Florida has gone from employing one of the highest-paid men’s basketball coaches in the Southeastern Conference, to one of the lower-paid coaches in the league.
New Florida men’s basketball coach Michael White, who will be introduced on Monday, is the ninth-highest paid coach in the conference, according to reported contracts throughout the league.
Here’s a look at the list:
1. John Calipari, Kentucky, $7.5 million
2. Avery Johnson, Alabama, $2.83 million
3. Bruce Pearl, Auburn, $2.75 million
4. Rick Barnes, Tennessee, $2.25 mllion
t5. Kevin Stallings, Vanderbilt, $2.2 million
t5. Mike Anderson, Arkansas, $2.2 million
7. Frank Martin, South Carolina, $2.1 millom
8. Ben Howland, Mississippi State, $2.05 million
9. Michael White, Florida, $2 million
10. Andy Kennedy, Ole Miss, $1.925 million
11. Mark Fox, Georgia, $1.7 milliom
12. Johnny Jones, LSU, $1.5 million
13. Kim Anderson, Missouri, $1.2 million
14. Billy Kennedy, Texas A&M, $1.1 million
Sporting News college basketball senior columnist Mike DeCourcy speculated whether Florida was going for a discount in hiring the 38-year-old White, rather than pursuing Dayton’s Archie Miller or Xavier’s Chris Mack, who would have likely demanded salaries between $2.5-$3 million. But Florida athletic director Jeremy Foley insisted that White was UF’s first and only target in the search process.
Billy Donovan left UF as the second-highest paid coach in the SEC (and fifth highest-paid coach in the country) at $4 million per season. Donovan, of course, earned every penny by leading UF to two national titles, four Final Fours and 14 NCAA Tournament appearances in 19 seasons. Donovan’s salary steadily increased from $1.7 million in 2003 to $3.5 million in 2007 (after leading UF to two national titles and returning from the Orlando Magic), t0 $4 million this past season.
— White, of course, has a big task ahead in replacing Donovan. But one area where White has shown a better acumen than Donovan is winning close games. White is 25-6 in his coaching career in games decided by 5 points or less and 92-1 when holding a lead at the five-minute mark. Donovan left UF 71-85 in games decided by 5 or less. The Gators, though, were 13-8 in games decided by 5 points or less over Donovan’s last two seasons, including 6-7 this past season.
— Former Kentucky coach Joe B. Hall thinks that White will face a tougher challenge replacing Donovan than he did replacing Adolph Rupp because the passion for basketball isn’t as great at Florida compared to Kentucky. “Basketball ruled in Kentucky and you had the support of the administration, the fans, the faculty, the community, everybody wanted to see Kentucky do well,” Hall said. “And I don’t think Billy had that kind of support at Florida.
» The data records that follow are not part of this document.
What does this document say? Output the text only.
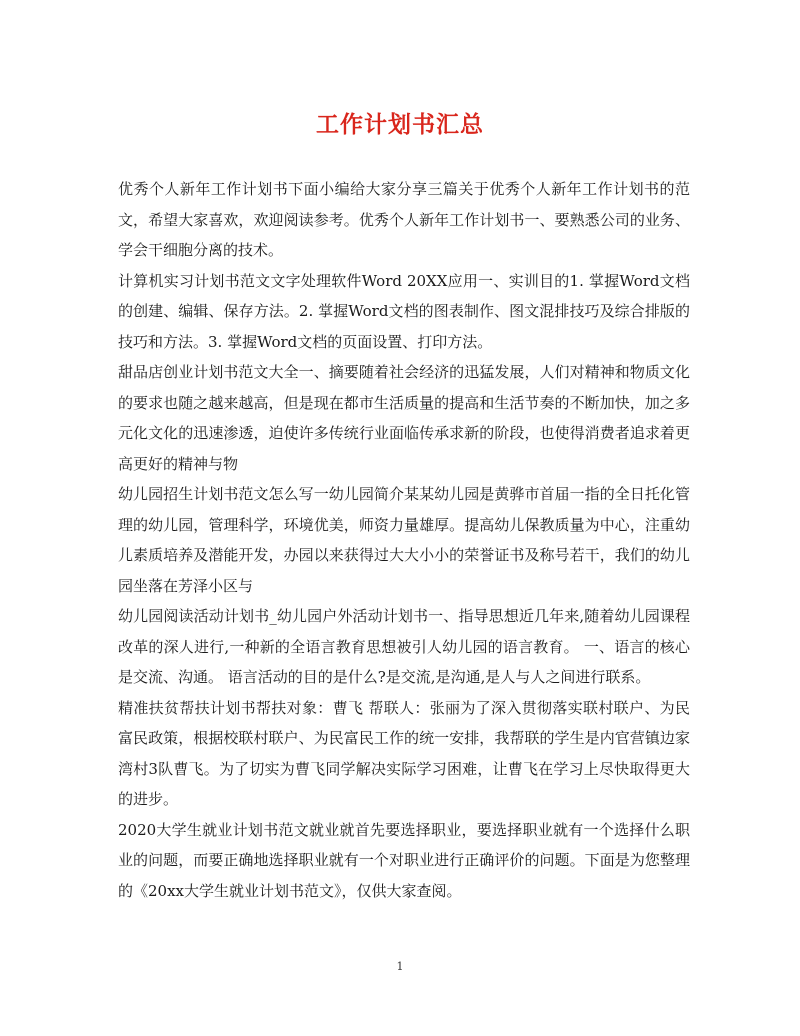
工作计划书汇总

优秀个人新年工作计划书下面小编给大家分享三篇关于优秀个人新年工作计划书的范文，希望大家喜欢，欢迎阅读参考。优秀个人新年工作计划书一、要熟悉公司的业务、学会干细胞分离的技术。

计算机实习计划书范文文字处理软件Word 20XX应用一、实训目的1. 掌握Word文档的创建、编辑、保存方法。2. 掌握Word文档的图表制作、图文混排技巧及综合排版的技巧和方法。3. 掌握Word文档的页面设置、打印方法。

甜品店创业计划书范文大全一、摘要随着社会经济的迅猛发展，人们对精神和物质文化的要求也随之越来越高，但是现在都市生活质量的提高和生活节奏的不断加快，加之多元化文化的迅速渗透，迫使许多传统行业面临传承求新的阶段，也使得消费者追求着更高更好的精神与物

幼儿园招生计划书范文怎么写一幼儿园简介某某幼儿园是黄骅市首届一指的全日托化管理的幼儿园，管理科学，环境优美，师资力量雄厚。提高幼儿保教质量为中心，注重幼儿素质培养及潜能开发，办园以来获得过大大小小的荣誉证书及称号若干，我们的幼儿园坐落在芳泽小区与

幼儿园阅读活动计划书_幼儿园户外活动计划书一、指导思想近几年来,随着幼儿园课程改革的深人进行,一种新的全语言教育思想被引人幼儿园的语言教育。 一、语言的核心是交流、沟通。 语言活动的目的是什么?是交流,是沟通,是人与人之间进行联系。

精准扶贫帮扶计划书帮扶对象：曹飞 帮联人：张丽为了深入贯彻落实联村联户、为民富民政策，根据校联村联户、为民富民工作的统一安排，我帮联的学生是内官营镇边家湾村3队曹飞。为了切实为曹飞同学解决实际学习困难，让曹飞在学习上尽快取得更大的进步。

2020大学生就业计划书范文就业就首先要选择职业，要选择职业就有一个选择什么职业的问题，而要正确地选择职业就有一个对职业进行正确评价的问题。下面是为您整理的《20xx大学生就业计划书范文》，仅供大家查阅。

1
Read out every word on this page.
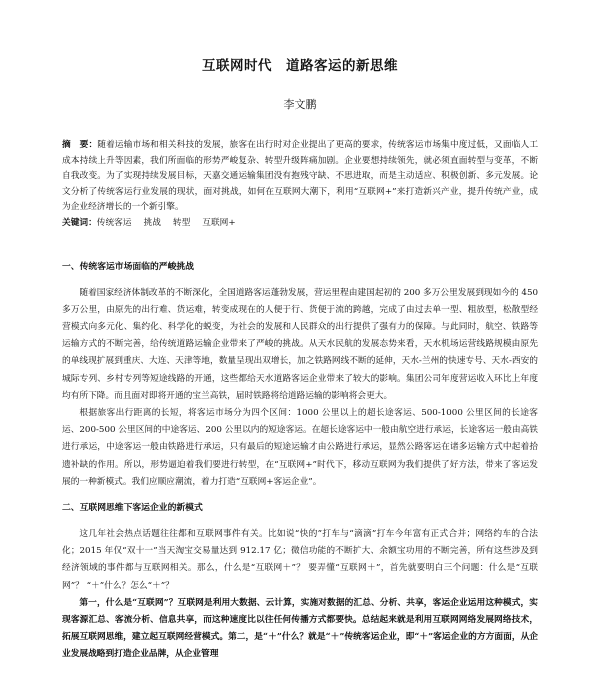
互联网时代 道路客运的新思维
李文鹏
摘　要：随着运输市场和相关科技的发展，旅客在出行时对企业提出了更高的要求，传统客运市场集中度过低，又面临人工成本持续上升等因素，我们所面临的形势严峻复杂、转型升级阵痛加剧。企业要想持续领先，就必须直面转型与变革，不断自我改变。为了实现持续发展目标，天嘉交通运输集团没有抱残守缺、不思进取，而是主动适应、积极创新、多元发展。论文分析了传统客运行业发展的现状，面对挑战，如何在互联网大潮下，利用“互联网+”来打造新兴产业，提升传统产业，成为企业经济增长的一个新引擎。
关键词：传统客运 挑战 转型 互联网+
一、传统客运市场面临的严峻挑战

随着国家经济体制改革的不断深化，全国道路客运蓬勃发展，营运里程由建国起初的 200 多万公里发展到现如今的 450 多万公里，由原先的出行难、货运难，转变成现在的人便于行、货便于流的跨越，完成了由过去单一型、粗放型，松散型经营模式向多元化、集约化、科学化的蜕变，为社会的发展和人民群众的出行提供了强有力的保障。与此同时，航空、铁路等运输方式的不断完善，给传统道路运输企业带来了严峻的挑战。从天水民航的发展态势来看，天水机场运营线路规模由原先的单线现扩展到重庆、大连、天津等地，数量呈现出双增长，加之铁路网线不断的延伸，天水-兰州的快速专号、天水-西安的城际专列、乡村专列等短途线路的开通，这些都给天水道路客运企业带来了较大的影响。集团公司年度营运收入环比上年度均有所下降。而且面对即将开通的宝兰高铁，届时铁路将给道路运输的影响将会更大。

根据旅客出行距离的长短，将客运市场分为四个区间：1000 公里以上的超长途客运、500-1000 公里区间的长途客运、200-500 公里区间的中途客运、200 公里以内的短途客运。在超长途客运中一般由航空进行承运，长途客运一般由高铁进行承运，中途客运一般由铁路进行承运，只有最后的短途运输才由公路进行承运，显然公路客运在诸多运输方式中起着拾遗补缺的作用。所以，形势逼迫着我们要进行转型，在“互联网+”时代下，移动互联网为我们提供了好方法，带来了客运发展的一种新模式。我们应顺应潮流，着力打造“互联网+客运企业”。

二、互联网思维下客运企业的新模式

这几年社会热点话题往往都和互联网事件有关。比如说“快的”打车与“滴滴”打车今年富有正式合并；网络约车的合法化；2015 年仅“双十一”当天淘宝交易量达到 912.17 亿；微信功能的不断扩大、余额宝功用的不断完善，所有这些涉及到经济领域的事件都与互联网相关。那么，什么是“互联网＋”？ 要弄懂“互联网＋”，首先就要明白三个问题：什么是“互联网”？ “＋”什么？怎么“＋”？

第一，什么是“互联网”？互联网是利用大数据、云计算，实施对数据的汇总、分析、共享，客运企业运用这种模式，实现客源汇总、客流分析、信息共享，而这种速度比以往任何传播方式都要快。总结起来就是利用互联网网络发展网络技术，拓展互联网思维，建立起互联网经营模式。第二，是“＋”什么？就是“＋”传统客运企业，即“＋”客运企业的方方面面，从企业发展战略到打造企业品牌，从企业管理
Two national championships back-to-back he should have been king. And this was a school that hardly recognized the success they were having. And I think Billy Donovan is a super coach and a better person. He deserves whatever he got and he’ll keep on receiving whatever he does in life.” Donovan insisted that pushing back the $60 million O’Connell Center renovation project did not factor into his decision to leave Florida for the Oklahoma City Thunder. And I’ve written before about UF’s fickle fan support of the program given what Donovan accomplished. But generating a fanbase is a two-way street. It’s fair to say Donovan made a few mistakes, like discontinuing Midnight Madness after 2006, not holding banner raising ceremonies after Final Four/National Championship seasons or not holding open preseason scrimmages. It will be interesting to see if White considers bringing Midnight Madness back or holding an open intra-squad scrimmage to generate some buzz before the season starts. Just a suggestion, coach.